En préparant de nouvelles persécutions plus cruelles encore contre l’Opposition, la fraction restreinte de Staline, que Lénine qualifiait dans son "testament" de "grossier" et de "déloyal" (alors que ces "qualités" n’avaient pas acquis encore la centième partie de leur développement ultérieur), s’efforce constamment, par l’intermédiaire du G.P.U. d’attribuer à l’Opposition une "liaison" avec les ennemis de la dictature du prolétariat. Dans leur intimité, les dirigeants actuels disent : "C’est nécessaire pour la masse", parfois avec plus de cynisme encore : "C’est pour les imbéciles..." Mon collaborateur, le plus intime, Georgi Vassilievitch Boutov, qui dirigea le secrétariat du Conseil militaire révolutionnaire de la République pendant toutes les années de la guerre civile, fut arrêté et détenu dans des conditions inouïes. On chercha à extorquer à ce membre du parti irréprochable, à cet homme intègre, modeste, une confirmation des accusations qu’on savait sciemment fausses, truquées et falsifiées, dans le genre des amalgames thermidoriens. Boutov répondit par une grève de la faim héroïque qui dura près de cinquante jours et provoqua sa mort en prison en septembre dernier. Les violences, les coups, les tortures corporelles et morales sont appliquées aux meilleurs ouvriers bolcheviques, à cause de leur fidélité aux commandements d’Octobre. Telles sont les conditions générales qui, d’après le Collège du G.P.U., ne font à présent plus obstacle à l’activité politique de l’Opposition en général et à la mienne en particulier.

La piteuse menace de changer les conditions de mon existence dans le sens d’un isolement plus strict, signifie simplement que la fraction de Staline a décidé de remplacer la déportation par la prison. Ainsi que cela a déjà été dit plus haut, cette résolution n’est pas nouvelle pour moi. Adoptée en tant que projet dès 1924, elle est réalisée peu à peu, en passant par toute une série de degrés, pour habituer tout doucement le parti, écrasé et trompé, aux méthodes staliniennes, où la déloyauté grossière a mûri jusqu’à devenir de la malhonnêteté bureaucratique de l’espèce la plus venimeuse.

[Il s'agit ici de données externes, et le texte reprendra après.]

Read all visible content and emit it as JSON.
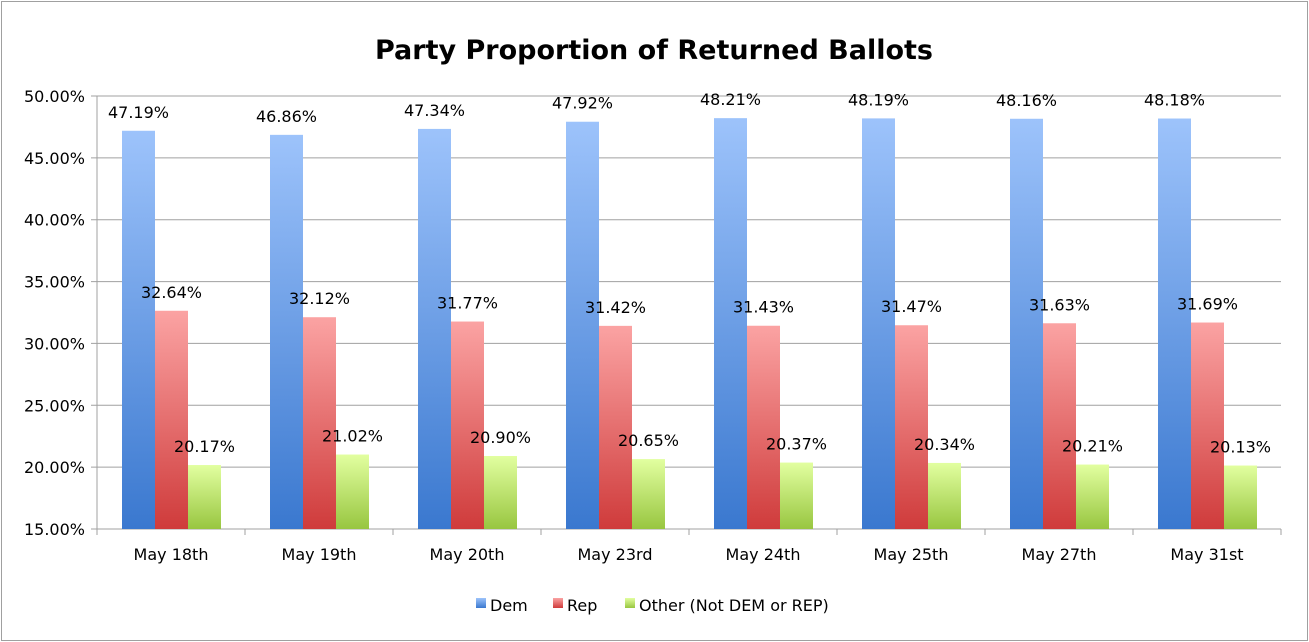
{
  "chart_data": {
    "type": "bar",
    "title": "Party Proportion of Returned Ballots",
    "xlabel": "",
    "ylabel": "",
    "ylim": [
      15,
      50
    ],
    "yticks": [
      "15.00%",
      "20.00%",
      "25.00%",
      "30.00%",
      "35.00%",
      "40.00%",
      "45.00%",
      "50.00%"
    ],
    "grid": true,
    "legend_position": "bottom",
    "categories": [
      "May 18th",
      "May 19th",
      "May 20th",
      "May 23rd",
      "May 24th",
      "May 25th",
      "May 27th",
      "May 31st"
    ],
    "series": [
      {
        "name": "Dem",
        "color": "#4a86d8",
        "values": [
          47.19,
          46.86,
          47.34,
          47.92,
          48.21,
          48.19,
          48.16,
          48.18
        ],
        "labels": [
          "47.19%",
          "46.86%",
          "47.34%",
          "47.92%",
          "48.21%",
          "48.19%",
          "48.16%",
          "48.18%"
        ]
      },
      {
        "name": "Rep",
        "color": "#d94a4a",
        "values": [
          32.64,
          32.12,
          31.77,
          31.42,
          31.43,
          31.47,
          31.63,
          31.69
        ],
        "labels": [
          "32.64%",
          "32.12%",
          "31.77%",
          "31.42%",
          "31.43%",
          "31.47%",
          "31.63%",
          "31.69%"
        ]
      },
      {
        "name": "Other (Not DEM or REP)",
        "color": "#a6d04a",
        "values": [
          20.17,
          21.02,
          20.9,
          20.65,
          20.37,
          20.34,
          20.21,
          20.13
        ],
        "labels": [
          "20.17%",
          "21.02%",
          "20.90%",
          "20.65%",
          "20.37%",
          "20.34%",
          "20.21%",
          "20.13%"
        ]
      }
    ]
  }
}
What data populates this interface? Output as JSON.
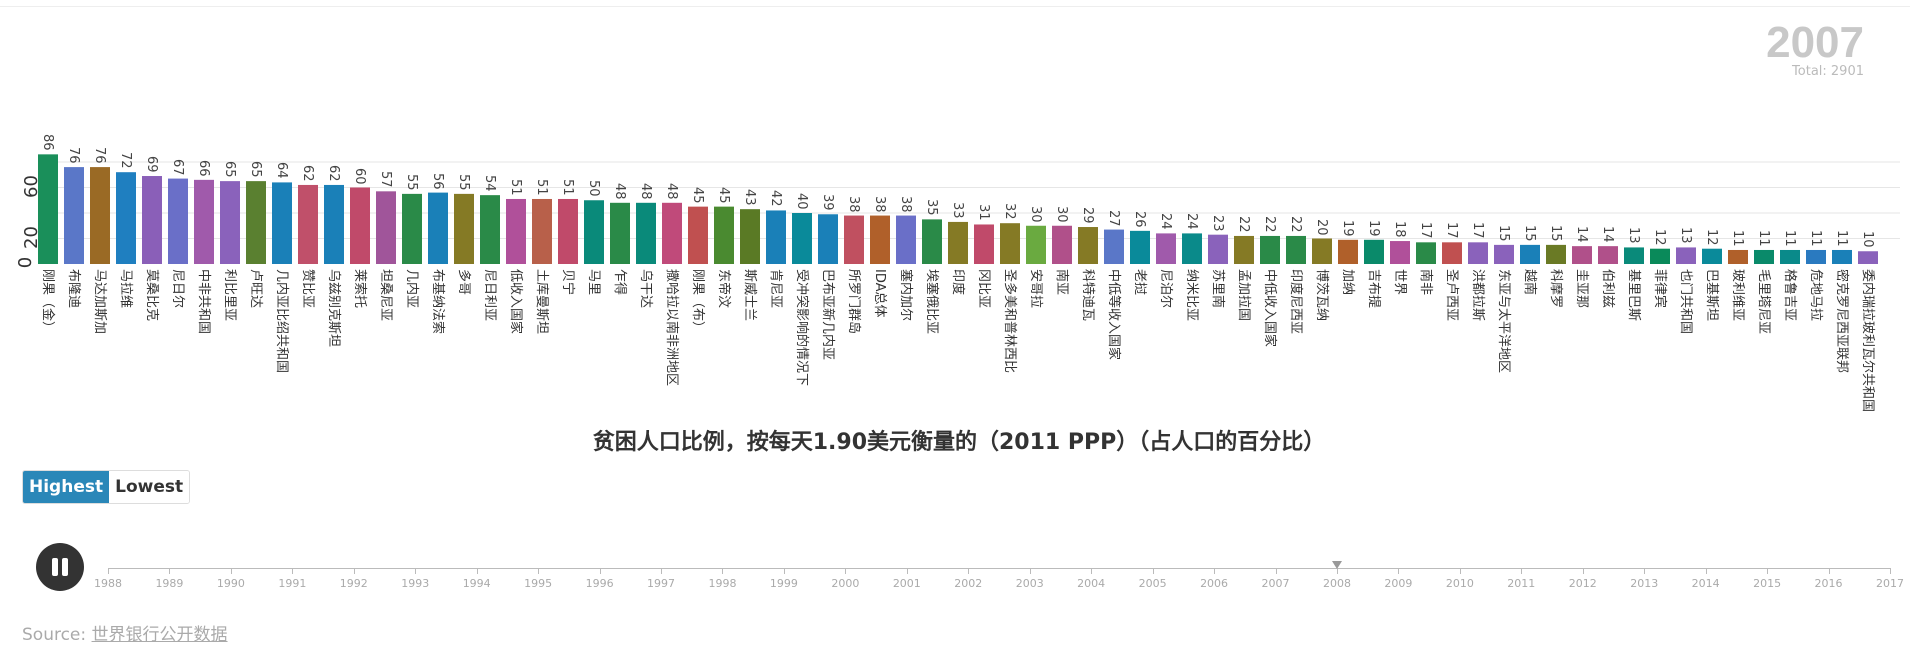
{
  "header": {
    "year": "2007",
    "total": "Total: 2901"
  },
  "controls": {
    "highest": "Highest",
    "lowest": "Lowest",
    "play_state": "pause",
    "timeline_years": [
      "1988",
      "1989",
      "1990",
      "1991",
      "1992",
      "1993",
      "1994",
      "1995",
      "1996",
      "1997",
      "1998",
      "1999",
      "2000",
      "2001",
      "2002",
      "2003",
      "2004",
      "2005",
      "2006",
      "2007",
      "2008",
      "2009",
      "2010",
      "2011",
      "2012",
      "2013",
      "2014",
      "2015",
      "2016",
      "2017"
    ],
    "marker_year": "2008"
  },
  "source": {
    "prefix": "Source: ",
    "link": "世界银行公开数据"
  },
  "chart_data": {
    "type": "bar",
    "title": "贫困人口比例，按每天1.90美元衡量的（2011 PPP）（占人口的百分比）",
    "ylim": [
      0,
      86
    ],
    "yticks": [
      "0",
      "20",
      "60"
    ],
    "grid": true,
    "sort": "descending",
    "categories": [
      "刚果（金）",
      "布隆迪",
      "马达加斯加",
      "马拉维",
      "莫桑比克",
      "尼日尔",
      "中非共和国",
      "利比里亚",
      "卢旺达",
      "几内亚比绍共和国",
      "赞比亚",
      "乌兹别克斯坦",
      "莱索托",
      "坦桑尼亚",
      "几内亚",
      "布基纳法索",
      "多哥",
      "尼日利亚",
      "低收入国家",
      "土库曼斯坦",
      "贝宁",
      "马里",
      "乍得",
      "乌干达",
      "撒哈拉以南非洲地区",
      "刚果（布）",
      "东帝汶",
      "斯威士兰",
      "肯尼亚",
      "受冲突影响的情况下",
      "巴布亚新几内亚",
      "所罗门群岛",
      "IDA总体",
      "塞内加尔",
      "埃塞俄比亚",
      "印度",
      "冈比亚",
      "圣多美和普林西比",
      "安哥拉",
      "南亚",
      "科特迪瓦",
      "中低等收入国家",
      "老挝",
      "尼泊尔",
      "纳米比亚",
      "苏里南",
      "孟加拉国",
      "中低收入国家",
      "印度尼西亚",
      "博茨瓦纳",
      "加纳",
      "吉布提",
      "世界",
      "南非",
      "圣卢西亚",
      "洪都拉斯",
      "东亚与太平洋地区",
      "越南",
      "科摩罗",
      "圭亚那",
      "伯利兹",
      "基里巴斯",
      "菲律宾",
      "也门共和国",
      "巴基斯坦",
      "玻利维亚",
      "毛里塔尼亚",
      "格鲁吉亚",
      "危地马拉",
      "密克罗尼西亚联邦",
      "委内瑞拉玻利瓦尔共和国"
    ],
    "values": [
      86,
      76,
      76,
      72,
      69,
      67,
      66,
      65,
      65,
      64,
      62,
      62,
      60,
      57,
      55,
      56,
      55,
      54,
      51,
      51,
      51,
      50,
      48,
      48,
      48,
      45,
      45,
      43,
      42,
      40,
      39,
      38,
      38,
      38,
      35,
      33,
      31,
      32,
      30,
      30,
      29,
      27,
      26,
      24,
      24,
      23,
      22,
      22,
      22,
      20,
      19,
      19,
      18,
      17,
      17,
      17,
      15,
      15,
      15,
      14,
      14,
      13,
      12,
      13,
      12,
      11,
      11,
      11,
      11,
      11,
      10
    ],
    "colors": [
      "#1a8f5a",
      "#5a77c8",
      "#9a6a25",
      "#1f7fc0",
      "#8a5fb8",
      "#6a6fc8",
      "#a05aab",
      "#8a62bb",
      "#5a8030",
      "#1a80b8",
      "#c0506a",
      "#1a80b8",
      "#c04a6a",
      "#a0559a",
      "#2a8a48",
      "#1a80b8",
      "#857a25",
      "#2a8a48",
      "#b0509a",
      "#b8604a",
      "#c04a6a",
      "#0a8a7a",
      "#2a8a48",
      "#0a8a7a",
      "#c04a7a",
      "#c05050",
      "#4a8a30",
      "#5a7a25",
      "#1a80b8",
      "#0a8a9a",
      "#1a80b8",
      "#c05060",
      "#b0602a",
      "#6a6fc8",
      "#2a8a48",
      "#857a25",
      "#c04a6a",
      "#857a25",
      "#6aaa40",
      "#b0508a",
      "#857a25",
      "#5a77c8",
      "#0a8a9a",
      "#a05aab",
      "#0a8a8a",
      "#8a62bb",
      "#857a25",
      "#2a8a48",
      "#2a8a48",
      "#857a25",
      "#b0602a",
      "#0a8a6a",
      "#b0509a",
      "#2a8a48",
      "#c05050",
      "#8a62bb",
      "#8a62bb",
      "#1a80b8",
      "#6a7a25",
      "#b0508a",
      "#b0508a",
      "#0a8a7a",
      "#0a8a5a",
      "#8a62bb",
      "#0a8a9a",
      "#b0602a",
      "#0a8a6a",
      "#0a8a8a",
      "#2a7ac0",
      "#1a80b8",
      "#8a62bb"
    ]
  }
}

Dans la "Déclaration" que nous avons remise au VIe congrès [de l’I.C.], et où nous repoussions la calomnie lancée contre nous, qui ne flétrit que ses auteurs, nous avons à nouveau confirmé que nous étions inébranlablement prêts à lutter, dans les cadres du parti, pour les idées de Marx et de Lénine, par les moyens de la démocratie au sein du parti, sans laquelle celui-ci étouffe, se pétrifie, s’émiette. Nous avons à nouveau annoncé que nous étions immuablement disposés à aider par la parole et par l’action le noyau prolétarien du parti à redresser l’orientation de la politique, à assainir le parti et le pouvoir des soviets par des efforts concordants et coordonnés, sans heurts, ni catastrophes. C’est dans cette voie que nous continuons à persévérer. Nous avons répondu à l’accusation de faire du travail fractionnel, que ce travail ne pouvait être liquidé que par le retrait de l’article 58 qui nous a été perfidement appliqué, et en nous réadmettant dans le parti, non pas comme de soi-disant pécheurs repentis, mais comme des militants révolutionnaires ne trahissant pas leur drapeau. Comme si nous avions prévu l’ultimatum qui nous est présenté aujourd’hui, nous écrivions textuellement dans cette "Déclaration" :

"Seule, une bureaucratie complètement corrompue pourrait exiger que des révolutionnaires renoncent ainsi (à l’activité politique, c’est-à-dire à servir le parti et la révolution internationale). Seuls, de méprisables renégats pourraient donner une pareille promesse."

Je ne puis rien changer à ces paroles. Je les porte à nouveau à la connaissance du comité central du parti communiste de l’U.R.S.S. et du comité exécutif de l’Internationale communiste, entièrement responsables de l’activité du G.P.U..

A chacun sa part. Vous voulez continuer dans l’avenir à réaliser les suggestions des forces de classes ennemies du prolétariat. Nous connaissons notre devoir. Nous l’accomplirons jusqu’au bout.